The “hate-crimes” bill, being considered as an amendment to the Defense Authorization bill, would create a new class of crimes based on a victim’s “actual or perceived sexual orientation or gender identity.” And, pastors who preach against homosexuality could end up prosecuted if they are found to have “induced” a hate-crime against a self-identified homosexual by preaching from the Bible.

Focus on the Family lies about the continuing rise in antigay hate crimes:

“The latest numbers from the FBI from 2007 show us there’s no dramatic increase in hate crimes across the country — and, specifically, no dramatic increase over the years in sexual-orientation hate crimes, either in raw numbers or percentages,” Horne said. “So, this bill is a solution looking for a problem.”
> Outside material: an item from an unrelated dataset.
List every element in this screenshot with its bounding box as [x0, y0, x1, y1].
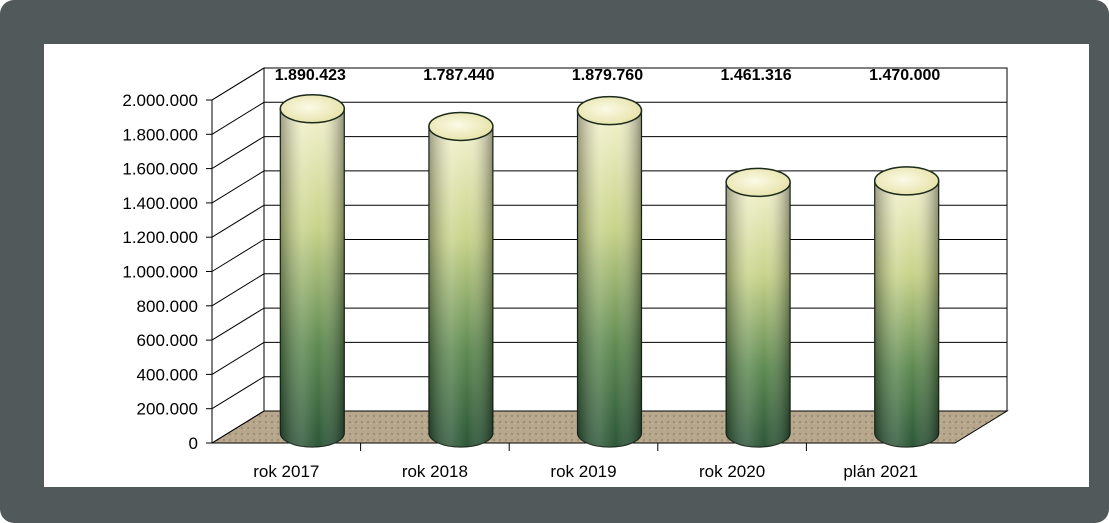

That’ untrue: While overall hate-crime violence declined in 2007, according to the FBI, antigay hate crimes rose six percent. (Source: USA Today.) The FBI says that violent antigay hate crimes have been occurring with growing frequency since 2005.

The Senate legislation is restricted to violent felonies. Focus on the Family falsely claims that similar laws have been used to punish speech.

Focus and FRC appear committed to undermining religious freedom by lying about federal laws that clearly protect religious liberty, and by favoring inequitable punishment for violent crime.